Selon la source, la paie qui devait avoir lieu depuis le 7 janvier aux démobilisés, mais jusqu’au 13 janvier, ces derniers n’ont pas était servi en plus, ils ne savaient pas comment localiser les bureaux de Celpay.
C’est après avoir fouiné partout qu’ils ont fini par découvrir que le siège de Celpay se trouve dans l’immeuble de la Banque commerciale du Congo (BCDC).
En effet, en guise de présentation de meilleurs vœux pour l’année 2010, l’Unité d’exécution du programme national de désarmement, démobilisation et réinsertion (UEPN-DDR) leur avait annoncé que Celpay était en train de programmer la paie de ceux qui sont valides.
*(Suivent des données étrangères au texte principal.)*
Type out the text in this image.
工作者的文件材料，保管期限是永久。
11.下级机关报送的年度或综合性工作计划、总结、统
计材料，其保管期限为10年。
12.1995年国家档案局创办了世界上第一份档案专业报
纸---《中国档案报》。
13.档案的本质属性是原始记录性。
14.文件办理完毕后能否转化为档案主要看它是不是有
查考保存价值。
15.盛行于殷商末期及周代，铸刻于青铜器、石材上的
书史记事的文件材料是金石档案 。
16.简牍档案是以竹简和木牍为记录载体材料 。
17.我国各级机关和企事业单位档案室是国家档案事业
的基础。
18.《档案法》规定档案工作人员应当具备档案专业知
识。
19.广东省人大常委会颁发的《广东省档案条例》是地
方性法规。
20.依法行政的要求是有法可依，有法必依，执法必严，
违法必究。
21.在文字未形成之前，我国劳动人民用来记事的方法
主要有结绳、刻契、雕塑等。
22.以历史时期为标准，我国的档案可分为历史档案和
Et ce, après enquête au Centre supérieur militaire. Et la paie devait intervenir à partir du jeudi 7 janvier 2010. Cette structure chargée des démobilisés avait même prié ceux qui ne sont pas encore accueillis d’aller se présenter pour l’enregistrement avant d’aller en formation.
Mais jusqu’au 13 janvier, pas un sous ne leur avait été donné. En plus, ils ne savaient pas comment localiser les bureaux de Celpay. C’est après avoir fouiné partout qu’ils ont fini par découvrir que le siège de Celpay se trouve dans l’immeuble de la Banque commerciale du Congo (BCDC).
Là, ils ont pris carrément possession de l’avenue Bas-Congo. Les plus zélés d’entre eux ont même osé barrer passage aux véhicules qui affluent sur cette voie secondaire à cause des travaux de réhabilitation qui gênent la circulation sur le boulevard du 30-Juin. A un moment donné, un serviteur de Dieu est passé par là. A la vue de cette marrée humaine qui perturbait l’entrée de service de la BCDC, il a voulu savoir ce qui se passait. Dès qu’on lui a appris que ce sont des démobilisés en colère, il a mis la main dans son sac et en a sorti des liasses de billets de banques qu’il a lancés en leur direction. Tout le monde s’est précipité sur cette manne inattendue, même les policiers.
A ce sujet, il faudrait retenir que déjà à la date du 9 novembre 2009, le professeur Grevisse Ditend, administrateur du projet UEPN-DDR, avait attiré l’attention du ministre de la Défense nationale et des Anciens combattants, en lui rappelant que la politique de démobilisation et réinsertion en RDC prévoit l’octroi aux démobilisés de certains bénéfices en cash, ce qu’il appelle le filet de sécurité. Et chaque démobilisé reçoit la somme de 140$ Us lors de la démobilisation et 300$Us à la phase de la réinsertion.
Et suivant l’accord de financement signé entre le gouvernement congolais et la Banque mondiale, dit-il, la responsabilité du paiement du filet de sécurité a été confiée à Celpay, une entreprise internationale spécialisée dans ce genre d’opérations financières. Dans cette lettre, le responsable de UEPN-DDR fait remarquer que,depuis plusieurs semaines déjà, on observe une difficulté réelle de Celpay à pouvoir payer aux démobilisés les bénéfices auxquels ils ont droit, alors que Celpay a déjà perçu tous les fonds nécessaires pour ce faire.
Il a tiré la sonnette d’alarme a avertissant : « Cette situation nous inquiète, d’autant plus qu’elle est source d’insécurité sur l’ensemble du territoire national ». Il en a donc sollicité l’intervention du ministre pour interpellation judiciaire de Celpay, afin d’éviter les conséquences sécuritaires consécutives aux défaillances de Celpay. Pour en avoir le cœur net, Le Potentiel est monté au siège de Celpay. Malheureusement, aucun responsable ne se trouvait dans les bureaux.
Néanmoins, le personnel qui se trouvait à la réception a dû expliquer que cette situation malencontreuse est due au fait que Celpay a perçu ces fonds avec un énorme retard. Et à cela, s’ajoutent les opérations bancaires qui prennent aussi du temps. Ce personnel a donc rassuré les démobilisés que l’opération de paie va démarrer le mardi 19 janvier 2010. Calmés par cette promesse, les démobilisés ont levé le siège et sont rentrés sagement chez eux.